Guest post by PRANESH PRAKASH
This morning, there was a short report in the Mumbai Mirror about two girls having been arrested for comments one of them made, and the other ‘liked’, on Facebook about Bal Thackeray:
Police on Sunday arrested a 21-year-old girl for questioning the total shutdown in the city for Bal Thackeray’s funeral on her Facebook account. Another girl who ‘liked’ the comment was also arrested.
The duo were booked under Section 295 (a) of the IPC (for hurting religious sentiments) and Section 64 (a) of the Information Technology Act, 2000. Though the girl withdrew her comment and apologised, a mob of some 2,000 Shiv Sena workers attacked and ransacked her uncle’s orthopaedic clinic at Palghar.
“Her comment said people like Thackeray are born and die daily and one should not observe a bandh for that,” said PI Uttam Sonawane.
What provisions of law were used?
There’s a small mistake in Mumbai Mirror‘s reportage as there is no section “64(a)”1 in the Information Technology (IT) Act, nor a section “295(a)” in the Indian Penal Code (IPC). They must have meant section 295A of the IPC (“outraging religious feelings of any class”) and section 66A of the IT Act (“sending offensive messages through communication service, etc.”). The Wall Street Journal’s Shreya Shah has confirmed that the second provision was section 66A of the IT Act.
Section 295A of the IPC is cognizable and non-bailable, and hence the police have the powers to arrest a person accused of this without a warrant.2 Section 66A of the IT Act is cognizable and bailable. Some news sources claim that section 505(2) of the IPC (“Statements creating or promoting enmity, hatred or ill-will between classes”) has also been invoked.
This is clearly a case of misapplication of s.295A of the IPC.3 This provision has been frivolously used numerous times in Maharashtra. Even the banning of James Laine’s book Shivaji: Hindu King in Islamic India happened under s.295A, and the ban was subsequently held to have been unlawful by both the Bombay High Court as well as the Supreme Court. Indeed, s.295A has not been applied in cases where it is more apparent, making this seem like a parody news report.
Interestingly, the question arises of the law under which the friend who ‘liked’ the Facebook status update was arrested. It would take a highly clever lawyer and a highly credulous judge to make ‘liking’ of a Facebook status update an act capable of being charged with electronically “sending … any information that is grossly offensive or has menacing character” or “causing annoyance or inconvenience”, or under any other provision of the IT Act (or, for that matter, the IPC).4 That ‘liking’ is protected speech under Article 19(1)(a) is not under question in India (unlike in the USA where that issue had to be adjudicated by a court), since unlike the wording present in the American Constitution, the Indian Constitution clearly protects the ‘freedom of speech and expression’, so even non-verbal expression is protection.

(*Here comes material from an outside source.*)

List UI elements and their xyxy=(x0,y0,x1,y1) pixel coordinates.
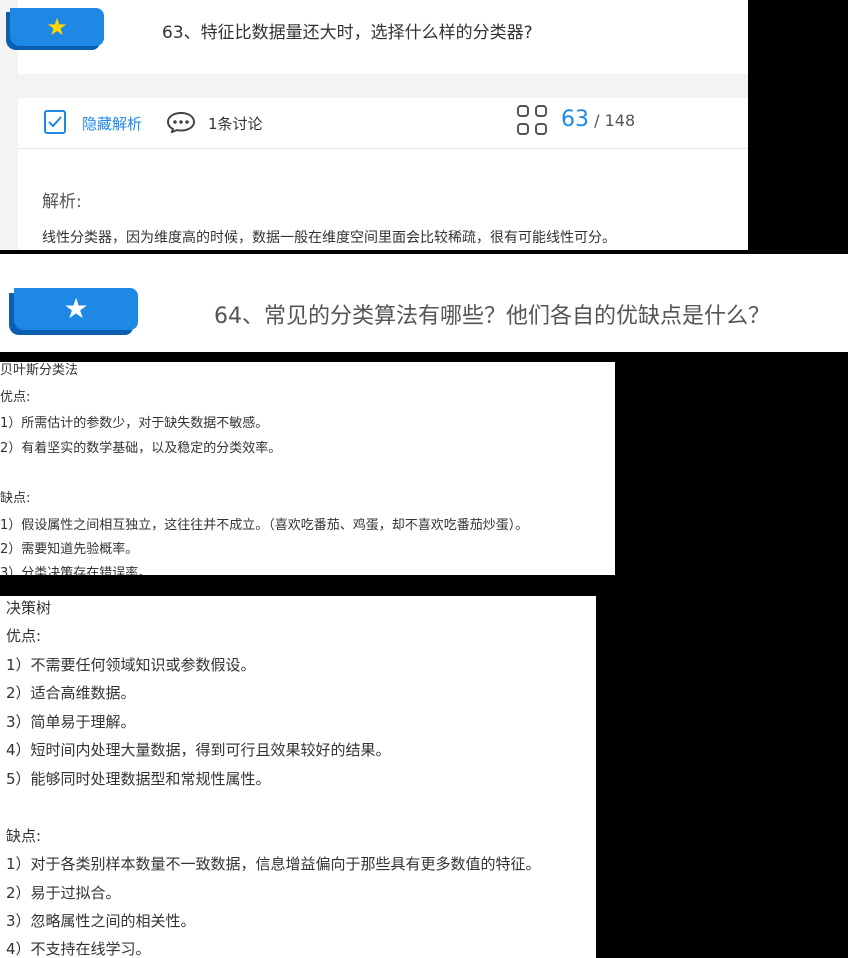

Role of bad law and the police
In this case the blame has to be shared between bad law (s.66A of the IT Act) and an abuse of powers by police. The police were derelict in their duty, as they failed to provide protection to the Dhada Orthopaedic Hospital, run by the uncle of the girl who made the Facebook posting. Then they added insult to injury by arresting Shaheen Dhada and the friend who ‘liked’ her post. This should not be written off as a harmless case of the police goofing up. Justice Katju is absolutely correct in demanding that such police officers should be punished.
Rule of law demands that laws are not applied in an arbitrary manner. When tens of thousands were making similar comments in print (Justice Katju’s article in the Hindu, for instance), over the Internet (countless comments on Facebook, Rediff, Orkut, Twitter, etc.), and in person, how did the police single out Shaheen Dhada and her friend for arrest?5
Social Media Regulation vs. Suppression of Freedom of Speech and Expression
This should not be seen merely as “social media regulation”, but as a restriction on freedom of speech and expression by both the law and the police. Section 66A makes certain kinds of speech-activities (“causing annoyance”) illegal if communicated online, but legal if that same speech-activity is published in a newspaper. Finally, this is similar to the Aseem Trivedi case where the police wrongly decided to press charges and to arrest.
This distinction is important as it being a Facebook status update should not grant Shaheen Dhada any special immunity; the fact of that particular update not being punishable under s.295 or s.66A (or any other law) should.
- Section 64 of the IT Act is about “recovery of penalty” and the ability to suspend one’s digital signature if one doesn’t pay up a penalty that’s been imposed.
- The police generally cannot, without a warrant, arrest a person accused of a bailable offence unless it is a cognizable offence. A non-bailable offence is one for which a judicial magistrate needs to grant bail, and it isn’t an automatic right to be enjoyed by paying a bond-surety amount set by the police.
- Section 295A of the IPC has been held not to be unconstitutional. The first case to challenge the constitutionality of section 66A of the IT Act was filed recently in front of the Madurai bench the Madras High Court.)
- One can imagine an exceptional case where such an act could potentially be defamatory, but that is clearly exceptional.